News Release

Birds, bees and other critters have scruples, and for good reason

Psychologists find examples of conscientiousness, such as working hard, paying attention to detail and striving to do the right thing, throughout the animal kingdom

Peer-Reviewed Publication

University of California - Berkeley

Humans are not the only species to show a strong work ethic and scruples. UC Berkeley researchers have found evidence of conscientiousness in insects, reptiles, birds, fish and other critters.

In reviewing nearly 4,000 animal behavior studies, UC Berkeley psychologists Mikel Delgado and Frank Sulloway tracked such attributes as industriousness, neatness, tenacity, cautiousness and self-discipline across a broad range of creatures great and small.

Just as in humans, conscientiousness in animals - which includes working hard, paying attention to detail and striving to do the right thing - has such evolutionary benefits as giving them an edge in hunting and gathering, attracting mates, procreating and fending off predators, according to the review published in the online issue of the journal Psychological Bulletin.

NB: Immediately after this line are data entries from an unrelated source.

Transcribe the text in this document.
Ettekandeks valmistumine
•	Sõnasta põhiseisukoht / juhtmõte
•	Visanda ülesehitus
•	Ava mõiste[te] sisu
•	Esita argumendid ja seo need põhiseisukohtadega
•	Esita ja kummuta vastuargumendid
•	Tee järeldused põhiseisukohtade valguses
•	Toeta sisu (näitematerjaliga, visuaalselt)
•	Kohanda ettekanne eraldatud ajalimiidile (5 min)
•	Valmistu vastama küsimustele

"Honeybees who are more likely to remove bee carcasses from their hive have more offspring, and birds who keep their nests tidier are less susceptible to being preyed on," said Delgado, a UC Berkeley doctoral student in psychology. "Also, for many bird species, mastering song is key to mating success."

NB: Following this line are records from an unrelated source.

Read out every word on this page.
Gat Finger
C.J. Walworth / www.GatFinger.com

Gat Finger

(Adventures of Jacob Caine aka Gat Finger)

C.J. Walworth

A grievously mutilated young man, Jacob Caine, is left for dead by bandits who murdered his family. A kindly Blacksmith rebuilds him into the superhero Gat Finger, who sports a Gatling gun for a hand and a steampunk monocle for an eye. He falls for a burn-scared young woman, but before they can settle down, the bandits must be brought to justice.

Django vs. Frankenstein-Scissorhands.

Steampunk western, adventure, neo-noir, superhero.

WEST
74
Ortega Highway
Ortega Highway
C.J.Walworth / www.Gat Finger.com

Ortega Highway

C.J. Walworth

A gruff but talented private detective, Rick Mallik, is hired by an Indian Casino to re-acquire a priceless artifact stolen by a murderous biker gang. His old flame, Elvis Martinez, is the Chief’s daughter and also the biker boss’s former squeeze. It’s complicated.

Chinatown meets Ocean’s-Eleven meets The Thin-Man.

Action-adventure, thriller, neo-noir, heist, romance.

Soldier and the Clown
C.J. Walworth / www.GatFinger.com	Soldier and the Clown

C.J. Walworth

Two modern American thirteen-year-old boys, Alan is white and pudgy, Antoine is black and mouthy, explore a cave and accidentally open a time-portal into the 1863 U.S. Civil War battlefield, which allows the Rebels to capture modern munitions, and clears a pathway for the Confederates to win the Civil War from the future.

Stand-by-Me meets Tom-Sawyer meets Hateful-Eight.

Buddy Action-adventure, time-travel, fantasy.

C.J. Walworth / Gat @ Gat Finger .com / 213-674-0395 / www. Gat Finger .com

And, "in some bird species, females carefully inspect the display nests that are built by males," she added. "Those males that build the best display nests and that have chosen nesting sites that are well hidden from predators, are more likely to be selected as mates."

Delgado and Sulloway divided the conscientious characteristics they found in animals into two main categories: "order and Industriousness," which includes organization and cleanliness, and "achievement striving and competence," which covers mastery and deliberation.

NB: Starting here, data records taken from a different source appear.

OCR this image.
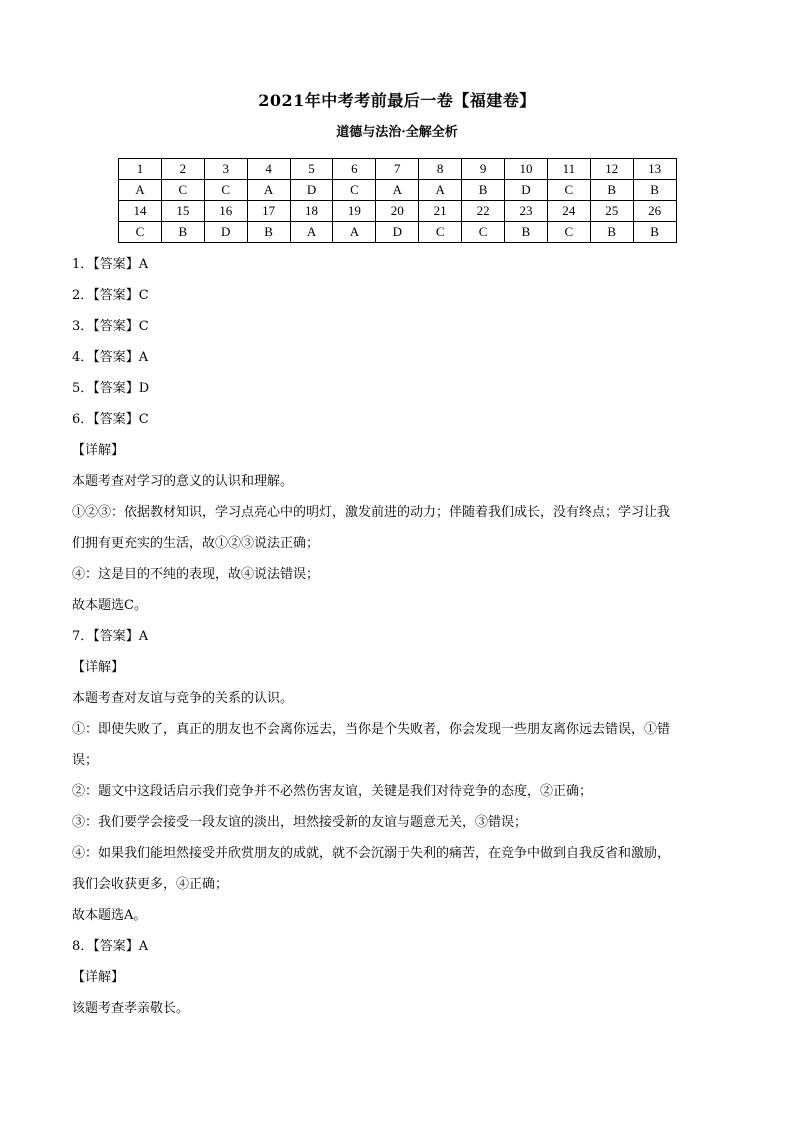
2021年中考考前最后一卷【福建卷】
道德与法治·全解全析
1	2	3	4	5	6	7	8	9	10	11	12	13
A	C	C	A	D	C	A	A	B	D	C	B	B
14	15	16	17	18	19	20	21	22	23	24	25	26
C	B	D	B	A	A	D	C	C	B	C	B	B
1．【答案】A
2．【答案】C
3．【答案】C
4．【答案】A
5．【答案】D
6．【答案】C
【详解】
本题考查对学习的意义的认识和理解。
①②③：依据教材知识，学习点亮心中的明灯，激发前进的动力；伴随着我们成长，没有终点；学习让我
们拥有更充实的生活，故①②③说法正确；
④：这是目的不纯的表现，故④说法错误；
故本题选C。
7．【答案】A
【详解】
本题考查对友谊与竞争的关系的认识。
①：即使失败了，真正的朋友也不会离你远去，当你是个失败者，你会发现一些朋友离你远去错误，①错
误；
②：题文中这段话启示我们竞争并不必然伤害友谊，关键是我们对待竞争的态度，②正确；
③：我们要学会接受一段友谊的淡出，坦然接受新的友谊与题意无关，③错误；
④：如果我们能坦然接受并欣赏朋友的成就，就不会沉溺于失利的痛苦，在竞争中做到自我反省和激励，
我们会收获更多，④正确；
故本题选A。
8．【答案】A
【详解】
该题考查孝亲敬长。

Birds and insects tended to fit into the orderliness category, whereas primates and other mammals fit more squarely into the achievement striving box.

Moreover, researchers said, this split is reflected in the "phylogenetic" family tree in which primates and other mammals branched off from birds, reptiles, invertebrates and other species as their personality traits evolved to help them adapt to differing life conditions.

"Orderly and industrious tendencies appear to have originated in insects and fish, whereas achievement striving and competence may be more closely related to problem-solving, group living, and the complexity of the environment that those animals inhabit," Delgado said.

Among other tools, researchers tracked animal characteristics using the "Big Five" model, which breaks down personality into the five overarching categories of openness, conscientiousness, extraversion, agreeableness and neuroticism.

While previous research has identified openness, extraversion, agreeableness and neuroticism in animals, this is the first time conscientiousness has been recognized throughout the animal kingdom.

That's because previous research defined conscientiousness too narrowly as a human trait based on emotions, intentions and morality, Delgado said.

"We argue for using a more behaviorally based approach in assessing animal personality in future research," Delgado said.